Aid is coming from all directions, but so many are still in need as freezing temperatures continue.
For the better part of a week the people of Texas have been grappling with a historic storm. With countless water mains broken and a reported 300,000 still without power, there is no shortage of need. Now, Catholic Charities is mobilizing in Texas, bringing aid during the ongoing severe weather emergency.
Local parishes and nonprofits alike are being stretched to their limits. Crux reports that icy roads have cut off supply lines, leaving many food pantries bare. Water is becoming equally scarce as many residents are contending with frozen pipes and low pressure. To help hydrate their communities, several parishes have started melting snow on their soup kitchen stoves.
Because of these shortages, Brownsville Bishop Daniel Flores granted his diocese a dispensation from abstinence of meat on the first Friday of Lent. In a comment, Bishop Flores said:
“Many families in the Diocese will have no other option except to eat what they have,” Flores said. “The law does not intend to add hardship to what is already a situation of great hardship for many. Those who can observe the discipline may, of course, do so. I suggest prayers for intentions of those suffering at this time.”
To the border and beyond
Catholic News Agency reported on several specific efforts that have shone through the crisis.
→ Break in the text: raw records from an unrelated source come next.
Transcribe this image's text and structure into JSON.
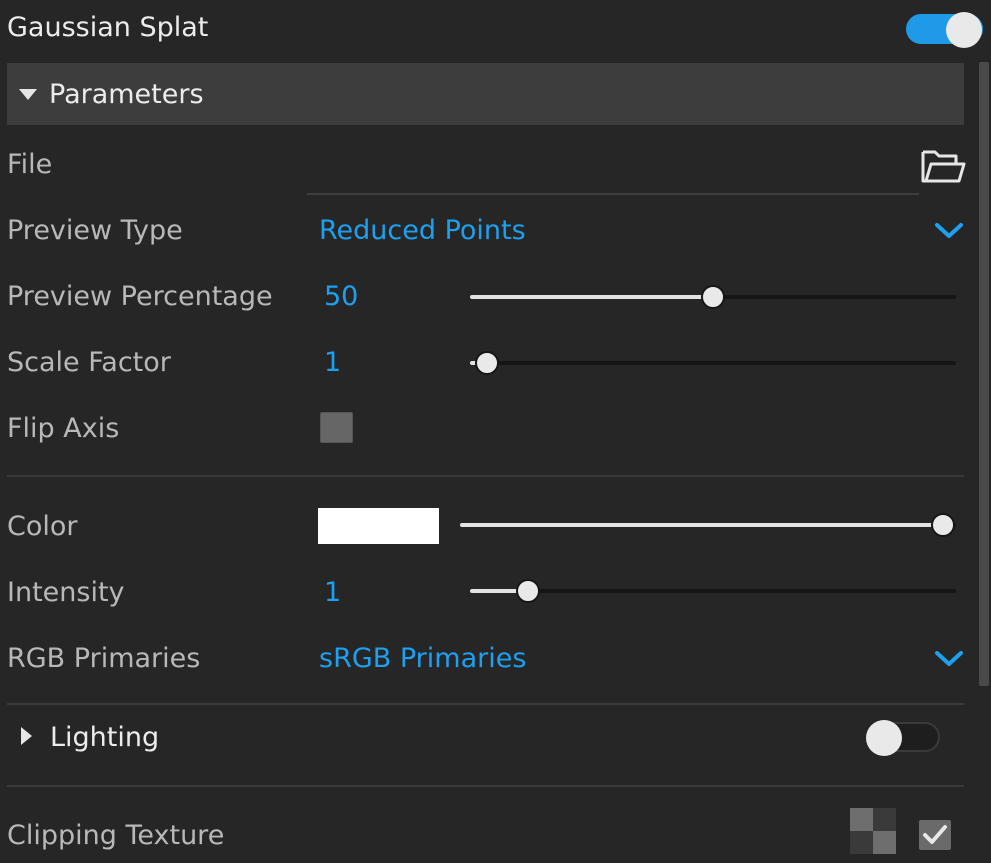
{
  "header": {
    "title": "Gaussian Splat",
    "enabled": true
  },
  "parameters": {
    "section_label": "Parameters",
    "file": {
      "label": "File",
      "value": ""
    },
    "preview_type": {
      "label": "Preview Type",
      "value": "Reduced Points"
    },
    "preview_percentage": {
      "label": "Preview Percentage",
      "value": "50",
      "slider_fraction": 0.5
    },
    "scale_factor": {
      "label": "Scale Factor",
      "value": "1",
      "slider_fraction": 0.035
    },
    "flip_axis": {
      "label": "Flip Axis",
      "checked": false
    },
    "color": {
      "label": "Color",
      "swatch": "#ffffff",
      "slider_fraction": 1.0
    },
    "intensity": {
      "label": "Intensity",
      "value": "1",
      "slider_fraction": 0.12
    },
    "rgb_primaries": {
      "label": "RGB Primaries",
      "value": "sRGB Primaries"
    }
  },
  "lighting": {
    "section_label": "Lighting",
    "enabled": false
  },
  "clipping_texture": {
    "label": "Clipping Texture",
    "checked": true
  },
  "icons": {
    "folder": "folder-open-icon",
    "dropdown": "chevron-down-icon",
    "texture": "checkerboard-texture-icon",
    "checkmark": "checkmark-icon"
  },
  "colors": {
    "accent": "#1ea0f0",
    "toggle_on": "#1e9ae8",
    "background": "#262626",
    "section_bar": "#3d3d3d"
  }
}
In San Antonio, there are at least six churches that are providing emergency shelter. Catholic Charities of the Archdiocese of Galveston-Houston is providing those in need with winter kits of warm clothes and food. Further south, in the Diocese of Brownsville, the local Catholic Charities agency is doing what they can for migrants who were caught in the storm near the border.
Across the border in Matamoros, Mexico, Catholic Charities has sent trucks loaded with supplies. Sister Norma Pimentel, executive director of its Humanitarian Respite Center, told Crux:
“People at the camp are still struggling,” Pimentel said. “We are continuously sending items like a blanket and sleeping bags but that’s not enough. We requested a lot of those hot water bags that they can put in their sleeping bag, or where they sleep to keep themselves warm and so we’ve received a lot of those.” She added, “[..] They need help because conditions are continuing to be very severe.”